Les traitements des enseignants français, 1960-2004 : la voie de la démoralisation ?

Auteurs : Btissam Bouzidi, Touria Jaaidane et Robert Gary-Bobo
2006-2007





Résumé :

En nous appuyant sur une reconstruction des grilles indiciaires des enseignants, échelon par échelon, pour les instituteurs, agrégés et certifiés, maîtres de conférences et professeurs des universités, de 1960 à 2004, nous montrons que la valeur des carrières des agrégés du secondaire et des professeurs des universités, définie comme somme actualisée et espérée des salaires nets réels sur le cycle de vie professionnelle, a baissé d’environ 20 % en 25 ans, de 1981 à 2004. Cette baisse est due pour l’essentiel à une érosion de 15 % de la valeur réelle du point d’indice, à laquelle il faut ajouter l’alourdissement des cotisations obligatoires, durant la période considérée. Si les traitements nets associés à un échelon donné de la carrière des professeurs certifiés ont bien subi une érosion de pouvoir d’achat de l’ordre de 20 %, les mesures de revalorisation de carrière mises en place à partir de 1990 constituent des compensations partielles, qui conduisent, pour ce qui les concerne, à un jugement plus nuancé. Enfin, la situation des instituteurs ne s’est pas dégradée, mais uniquement en raison des compensations offertes par la création du corps des professeurs des écoles. Nous discutons ensuite les ressorts possibles de ce « tournant de la rigueur », qui remonte à 1983, du point de vue de l’économie politique, et formulons l’hypothèse qu’il comporte d’importants coûts sociaux à long terme, en partie cachés, sous forme d’aggravation du risque moral, de baisse de la qualité et de la productivité du service, et sous forme d’anti-sélection dans les recrutements.



Conclusion de l’étude :

Notre reconstitution historique des salaires a montré, en résumé, que le pouvoir d’achat des agrégés du secondaire, des maîtres de conférences et des professeurs des universités a baissé d’environ 20 % en 25 ans, de 1981 à 2004. (…) Les salaires des instituteurs ont subi une baisse de pouvoir d’achat nettement plus modérée, à mettre en perspective avec la montée en puissance d’un corps de professeurs des écoles, mieux payé et plus qualifié, depuis les années 90. Les certifiés ont pu tirer profit, depuis 1990, de la création d’une échelle hors classe qui compense en partie cette baisse.

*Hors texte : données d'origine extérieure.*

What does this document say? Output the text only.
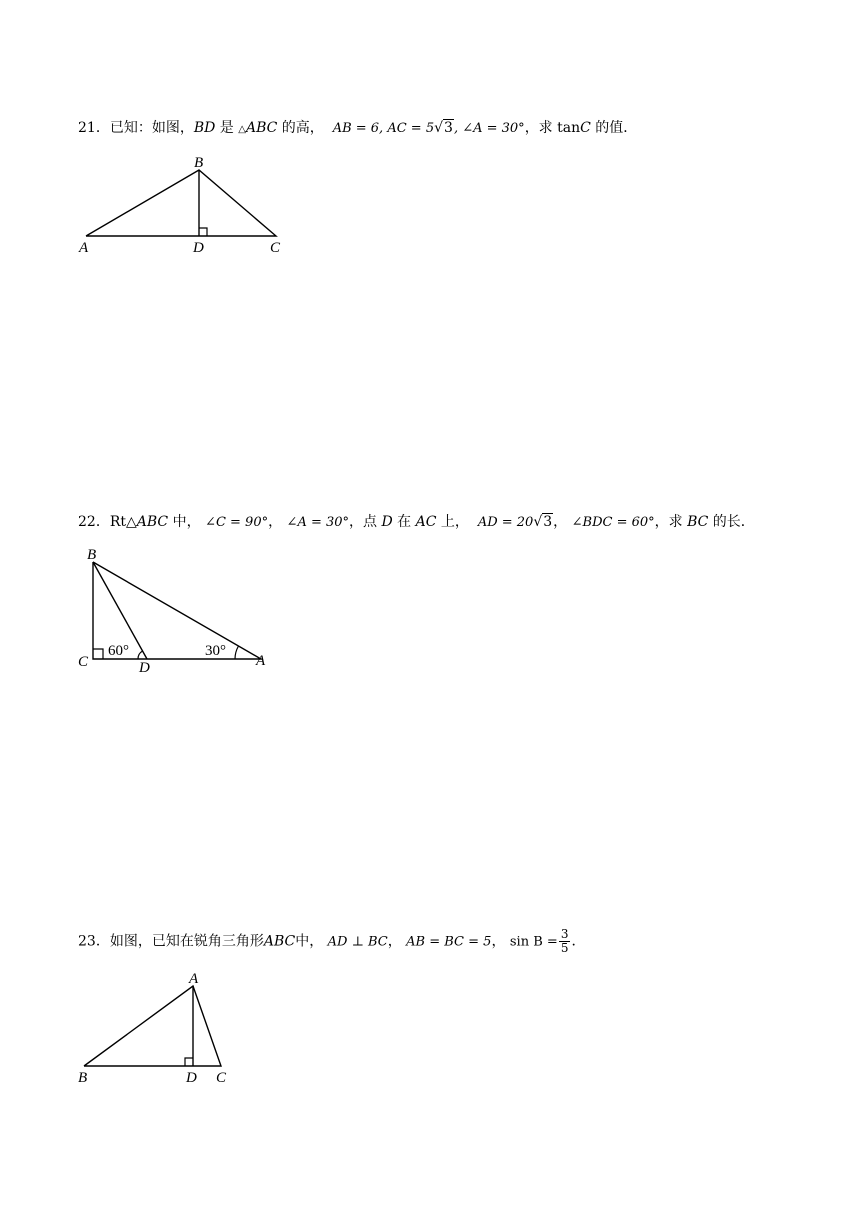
21．已知：如图，BD 是 △ABC 的高， AB = 6, AC = 5√3, ∠A = 30°，求 tanC 的值．
B
A	D	C
22．Rt△ABC 中， ∠C = 90°， ∠A = 30°，点 D 在 AC 上， AD = 20√3， ∠BDC = 60°，求 BC 的长．
60°	30°
B
C	D	A
23．如图，已知在锐角三角形ABC中， AD ⊥ BC， AB = BC = 5， $\sin B = \frac{3}{5}$ ．
A
B	D C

Les traitements de base des 850 000 enseignants semblent donc tous avoir été entraînés vers le bas, par le « tournant de la rigueur », entamé en fait dès 1982. Les syndicats de la fonction publique n’ont pas eu le pouvoir de (ou n’ont pas voulu) s’opposer à ces baisses de pouvoir d’achat. Nous émettons enfin l’hypothèse que l’acceptation par les fonctionnaires du déclin salarial se double d’un prix à payer très important, mais seulement en partie observé, en termes d’effort des agents, de qualité du service, et de qualité des recrutements. Le déclin salarial accompagne donc, selon toute vraisemblance, une décadence du service public lui-même, et dont les conséquences possibles à long terme sont inquiétantes.

2 commentaires:

  1. Le métier de prof peut vite être difficile.

    Je viens de voir une nouvelle méthode pédagogique qui semble prometteuse d'après son inventeur.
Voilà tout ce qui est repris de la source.